Ether lipids bidirectionally control mitochondrial ROS. (A) Peroxisomal and ether lipid synthesis genes and DHODH, whose inhibition elevates peroxisomal ether lipid levels (44), span a wide range of mitochondrial ROS phenotypes, without impacting ATP. Data compiled from n = 2 replicates. (B and C) Representative plot with peak averages and quantification of cells incubated with DHODH inhibitors vidofludimus (Vido, 10 µM), brequinar (Breq, 0.5 µM), or rotenone (Rote, 2 nM) exhibit elevated mitochondrial ROS, measured with MitoSOX. n = 2 replicates with ≥10,000 cells per condition. (D and E) Similar increases in mitochondrial ROS were observed with DHODH inhibitors, measured with MitoNeoD. n = 2 replicates with ≥10,000 cells per condition. (F and G) Representative plot with peak averages and quantification of cells expressing a FRET-based sensor for ATP measured using FACS. There was no consistent difference in ATP in response to 48 h incubation with DHODH inhibitor drugs.
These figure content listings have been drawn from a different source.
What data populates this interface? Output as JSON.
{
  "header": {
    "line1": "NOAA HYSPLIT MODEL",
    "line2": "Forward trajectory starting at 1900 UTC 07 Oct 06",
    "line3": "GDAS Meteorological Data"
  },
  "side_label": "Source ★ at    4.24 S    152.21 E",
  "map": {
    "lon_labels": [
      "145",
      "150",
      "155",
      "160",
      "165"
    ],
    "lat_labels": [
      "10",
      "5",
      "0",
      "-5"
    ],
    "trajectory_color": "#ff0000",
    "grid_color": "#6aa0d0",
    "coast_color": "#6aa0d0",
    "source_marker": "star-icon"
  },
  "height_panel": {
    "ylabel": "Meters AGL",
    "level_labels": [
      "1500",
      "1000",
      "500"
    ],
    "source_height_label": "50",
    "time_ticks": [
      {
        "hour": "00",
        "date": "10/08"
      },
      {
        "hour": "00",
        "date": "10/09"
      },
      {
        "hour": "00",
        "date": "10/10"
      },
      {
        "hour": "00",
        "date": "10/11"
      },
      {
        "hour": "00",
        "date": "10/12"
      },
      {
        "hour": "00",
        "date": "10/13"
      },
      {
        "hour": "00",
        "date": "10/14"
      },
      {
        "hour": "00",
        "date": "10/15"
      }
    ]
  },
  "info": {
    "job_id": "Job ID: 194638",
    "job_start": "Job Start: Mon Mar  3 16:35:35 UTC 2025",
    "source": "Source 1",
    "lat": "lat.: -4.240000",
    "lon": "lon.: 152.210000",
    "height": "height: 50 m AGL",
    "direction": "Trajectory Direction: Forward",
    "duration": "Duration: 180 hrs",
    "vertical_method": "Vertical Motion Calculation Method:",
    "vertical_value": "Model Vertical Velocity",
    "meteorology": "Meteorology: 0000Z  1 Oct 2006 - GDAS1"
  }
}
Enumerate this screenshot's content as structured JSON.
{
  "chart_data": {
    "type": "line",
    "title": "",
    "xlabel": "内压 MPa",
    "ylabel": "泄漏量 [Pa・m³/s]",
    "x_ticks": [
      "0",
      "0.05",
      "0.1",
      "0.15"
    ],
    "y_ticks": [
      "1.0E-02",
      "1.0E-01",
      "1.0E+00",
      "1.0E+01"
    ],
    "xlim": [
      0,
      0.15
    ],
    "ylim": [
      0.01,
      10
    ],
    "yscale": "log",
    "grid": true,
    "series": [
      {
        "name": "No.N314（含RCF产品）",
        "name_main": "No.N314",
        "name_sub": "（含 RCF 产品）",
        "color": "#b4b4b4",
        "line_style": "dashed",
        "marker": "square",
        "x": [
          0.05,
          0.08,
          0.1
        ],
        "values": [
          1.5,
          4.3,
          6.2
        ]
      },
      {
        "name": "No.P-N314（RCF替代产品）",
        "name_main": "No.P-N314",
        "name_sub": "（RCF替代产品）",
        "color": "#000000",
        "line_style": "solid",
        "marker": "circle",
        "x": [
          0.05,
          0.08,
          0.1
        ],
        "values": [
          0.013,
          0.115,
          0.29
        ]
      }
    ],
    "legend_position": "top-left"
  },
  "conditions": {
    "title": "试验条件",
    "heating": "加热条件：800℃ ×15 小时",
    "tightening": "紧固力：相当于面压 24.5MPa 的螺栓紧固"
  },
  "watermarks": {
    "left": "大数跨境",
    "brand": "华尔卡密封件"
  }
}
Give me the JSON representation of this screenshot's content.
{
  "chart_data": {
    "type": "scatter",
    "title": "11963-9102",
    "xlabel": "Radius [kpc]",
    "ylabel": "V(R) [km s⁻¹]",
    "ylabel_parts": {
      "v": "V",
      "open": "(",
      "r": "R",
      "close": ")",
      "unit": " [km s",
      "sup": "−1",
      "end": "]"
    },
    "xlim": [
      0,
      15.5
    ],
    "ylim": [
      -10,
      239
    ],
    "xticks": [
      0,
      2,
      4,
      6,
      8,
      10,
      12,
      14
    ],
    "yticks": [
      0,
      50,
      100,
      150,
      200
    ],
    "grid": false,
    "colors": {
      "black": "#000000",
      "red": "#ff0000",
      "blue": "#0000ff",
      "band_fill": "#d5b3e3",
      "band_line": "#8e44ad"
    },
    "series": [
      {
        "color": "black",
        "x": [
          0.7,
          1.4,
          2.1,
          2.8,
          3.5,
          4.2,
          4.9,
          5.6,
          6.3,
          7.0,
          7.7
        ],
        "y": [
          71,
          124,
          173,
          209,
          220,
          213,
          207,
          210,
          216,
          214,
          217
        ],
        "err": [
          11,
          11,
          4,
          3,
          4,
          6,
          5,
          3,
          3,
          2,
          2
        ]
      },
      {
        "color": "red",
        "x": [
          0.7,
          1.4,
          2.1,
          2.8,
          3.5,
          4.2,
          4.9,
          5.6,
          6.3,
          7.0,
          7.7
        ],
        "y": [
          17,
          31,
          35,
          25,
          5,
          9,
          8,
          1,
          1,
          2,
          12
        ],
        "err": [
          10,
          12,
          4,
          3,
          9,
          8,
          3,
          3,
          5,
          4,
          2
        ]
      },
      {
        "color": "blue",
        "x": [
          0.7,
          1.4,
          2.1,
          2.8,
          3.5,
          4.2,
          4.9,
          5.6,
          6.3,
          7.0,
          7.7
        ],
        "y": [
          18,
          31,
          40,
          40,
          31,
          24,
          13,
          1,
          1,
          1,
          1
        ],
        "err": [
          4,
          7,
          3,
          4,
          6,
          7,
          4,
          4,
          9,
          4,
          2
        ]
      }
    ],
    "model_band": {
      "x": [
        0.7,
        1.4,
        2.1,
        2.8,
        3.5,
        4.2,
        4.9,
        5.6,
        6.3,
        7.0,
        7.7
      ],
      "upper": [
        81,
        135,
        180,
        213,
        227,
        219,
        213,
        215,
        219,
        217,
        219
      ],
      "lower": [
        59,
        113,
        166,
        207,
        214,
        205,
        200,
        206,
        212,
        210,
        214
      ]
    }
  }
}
ATP-depleted (ATP dep) control cells were treated with oligomycin (10 µM) and 2DG (10 mM). n = 2 replicates with ≥10,000 cells per condition. (H and I) Cells expressing a non-targeting CRISPRi sgRNA (NTG) exhibit elevated mitochondrial ROS with 24 h incubation of 20 µM ether lipid precursor sn-1-O-hexadecylglycerol (OHG). In contrast, K562 cells with CRISPRi knockdown of NDUFS8 (S8) have a diminished mitochondrial ROS response to ether lipid precursor. n = 2 experiments with ≥10,000 cells per condition. ns = not significant, *P < 0.05, and ***P < 0.001 by one-way ANOVA.